Solving Automotive HVAC Problems
If you have an old R12 system and want to upgrade it to R134a, kits are available to do this. R12 is very expensive if you can find it. Admittedly, it works better than R134a, but given the expense and the potential environmental damage with using R12, it makes sense to retrofit your old system.
You might be surprised at what comes in a retrofit kit: Usually, it’s a couple of fittings and a can of oil. As stated earlier, it’s not a good idea to mix refrigerant oils. The ideal situation is to evacuate the system and remove all the old oil before adding new oil. This will be impossible without the correct equipment. Once you’ve done that, you can then add the new oil in the correct amount and install the new fittings. But beware of these fittings. They often leak.
The takeaway here is that if you have an R12 system, it’s a good idea to convert it to R134a; just be aware of the potential for leaks and the recommendation of changing out the refrigerant oil.
If you have a vehicle equipped with rear AC (SUVs and minivans often are), you need to take special consideration. These systems usually run a separate evaporator and expansion valve in the rear of the vehicle. This means there are lines that run all the way to the rear of the vehicle along with an extra set of HVAC controls to work them properly. If you’re looking for the cause of a problem, be sure to check under the vehicle at the lines going to the rear, and also check the operation of the rear components. These systems often have a separate set of controls and might have their own blower motor as well. The best advice I can give is to not forget about these rear HVAC systems, especially if you have a van or SUV. You might also need to treat them as stand-alone systems when doing your diagnosis. If you have a service manual for your vehicle, this will be very helpful in your diagnosis.
With some older systems built before cabin air filters were standard, you might experience a foul odor coming from the HVAC vents. This is often due to mold and bacteria growing on the evaporator assembly. Think about it: The evaporator is in a cool, dark place and is often covered with moisture. It’s a good place for bacteria and stuff to grow: stuff that can cause odors.
The best fix for this is to remove the evaporator and clean it with soapy water. This is an expensive and time-consuming process, to be sure, but it is the best way I’ve found to deal with the problem. However, there are products that can sometimes solve this problem without requiring the removal of the evaporator. These products are sprayed into the air ducts and ideally work their way down to the evaporator, where they can clean off the offending mold and bacteria. This is often a pretty good fix and is easily repeatable.
One way to help prevent the bacteria from taking hold in the first place is to run the blower motor with the AC off for the last five minutes or so of your drive. This will help dry the condensation on the outside of the evaporator and prevent bacteria from growing there in the first place. If you run the heat for a little bit, it’s even more effective, although a bit uncomfortable in the summer.
I’m sure this question will come up at some point. My opinion: Don’t use it. Think about it. I just went through the description of how the AC system works. You take a high-pressure liquid and run it through a small orifice to create a change in pressure and temperature. If you goop that opening up or any of the other small passages in the AC system, you’re asking for trouble.

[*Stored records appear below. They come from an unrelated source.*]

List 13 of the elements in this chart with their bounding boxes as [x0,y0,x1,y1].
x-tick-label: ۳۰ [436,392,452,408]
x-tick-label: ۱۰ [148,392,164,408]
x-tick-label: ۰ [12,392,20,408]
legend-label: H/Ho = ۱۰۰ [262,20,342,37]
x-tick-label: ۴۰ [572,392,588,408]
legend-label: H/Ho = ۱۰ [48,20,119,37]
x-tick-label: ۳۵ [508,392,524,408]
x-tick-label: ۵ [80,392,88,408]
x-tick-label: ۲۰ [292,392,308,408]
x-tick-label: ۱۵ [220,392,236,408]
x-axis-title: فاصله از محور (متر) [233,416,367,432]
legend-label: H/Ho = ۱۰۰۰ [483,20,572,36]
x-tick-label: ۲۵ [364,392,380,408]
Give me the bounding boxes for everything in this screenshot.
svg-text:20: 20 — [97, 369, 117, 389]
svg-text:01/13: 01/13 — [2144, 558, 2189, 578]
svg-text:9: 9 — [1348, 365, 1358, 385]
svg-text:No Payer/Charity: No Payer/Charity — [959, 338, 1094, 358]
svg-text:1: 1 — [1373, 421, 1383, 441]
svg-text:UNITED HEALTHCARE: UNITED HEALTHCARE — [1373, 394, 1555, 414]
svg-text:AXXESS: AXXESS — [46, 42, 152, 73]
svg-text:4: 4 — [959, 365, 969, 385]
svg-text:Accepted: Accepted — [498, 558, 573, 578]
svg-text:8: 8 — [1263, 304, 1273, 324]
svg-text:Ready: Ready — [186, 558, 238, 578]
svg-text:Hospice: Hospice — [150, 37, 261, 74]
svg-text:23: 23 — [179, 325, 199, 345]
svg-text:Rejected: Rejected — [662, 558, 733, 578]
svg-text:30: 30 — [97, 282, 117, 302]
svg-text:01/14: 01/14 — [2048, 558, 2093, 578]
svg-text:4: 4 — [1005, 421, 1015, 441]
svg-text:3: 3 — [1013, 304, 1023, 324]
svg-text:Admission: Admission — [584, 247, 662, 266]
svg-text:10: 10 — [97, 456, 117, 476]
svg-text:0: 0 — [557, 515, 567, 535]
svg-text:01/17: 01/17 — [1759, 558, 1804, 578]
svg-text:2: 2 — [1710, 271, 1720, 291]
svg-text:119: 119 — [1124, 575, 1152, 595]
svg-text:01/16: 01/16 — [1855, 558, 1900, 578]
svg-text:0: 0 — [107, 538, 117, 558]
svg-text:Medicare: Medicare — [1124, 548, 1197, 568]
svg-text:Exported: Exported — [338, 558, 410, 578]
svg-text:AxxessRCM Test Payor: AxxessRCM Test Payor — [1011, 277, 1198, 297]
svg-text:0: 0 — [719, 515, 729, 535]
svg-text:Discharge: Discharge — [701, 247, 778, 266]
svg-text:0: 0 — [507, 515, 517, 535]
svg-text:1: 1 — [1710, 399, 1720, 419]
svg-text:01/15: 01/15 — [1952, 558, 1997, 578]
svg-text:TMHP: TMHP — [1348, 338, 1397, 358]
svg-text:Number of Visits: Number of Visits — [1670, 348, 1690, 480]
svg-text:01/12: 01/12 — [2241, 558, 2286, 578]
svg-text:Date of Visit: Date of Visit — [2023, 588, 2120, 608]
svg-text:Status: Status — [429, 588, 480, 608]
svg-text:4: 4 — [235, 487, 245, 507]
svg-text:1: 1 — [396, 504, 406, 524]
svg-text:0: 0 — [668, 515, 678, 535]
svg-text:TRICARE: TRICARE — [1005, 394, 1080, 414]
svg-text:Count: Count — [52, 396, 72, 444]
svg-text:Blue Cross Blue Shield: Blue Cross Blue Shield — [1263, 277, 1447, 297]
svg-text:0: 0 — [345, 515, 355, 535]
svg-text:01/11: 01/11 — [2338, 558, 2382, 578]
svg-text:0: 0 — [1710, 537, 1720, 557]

There are no easy fixes with AC. You can’t use a Band-Aid when you need surgery. Fix it right, or take it to a professional. It’s not likely you’ll fix your AC system with stop-leak products. In fact, I believe you run the risk of permanently damaging your AC system. If you do decide to try stop leak in your AC system, make sure you follow the instructions to the letter for best results.
This is the name we use for AC systems that are filled with a black icky substance. As the name implies, it pretty much spells the end of your AC system. I believe this is the result of the rubber AC hoses coming apart internally. Honestly, I’m not sure what causes this, but whenever I see it, it pretty much means the end of the AC system for that vehicle. Everything will need to be replaced: the compressor, the hoses, the evaporator, the expansion valve, the condenser, and the receiver dryer. Once this stuff sets in, it never goes away. Complete replacement of all the AC components is the only thing I’ve seen cure this issue.
If you have a compressor failure, it’s a great idea to flush the AC system out before installing your new one. Many times when a compressor fails it sends small metal particles throughout the AC system. These particles clog up the small passages in the system and cause problems after you’ve replaced the failed compressor. In fact, you run the risk of damaging your new compressor with these small metal particles. For that reason you should always flush the AC system with a special cleaner whenever you replace a failed compressor. It’s also a good idea to replace the orifice tube or screen when you have a compressor failure. Some new compressors come with these parts in a kit.
In summary, anytime you have an AC system that’s been contaminated, you should flush it out before putting it back into service.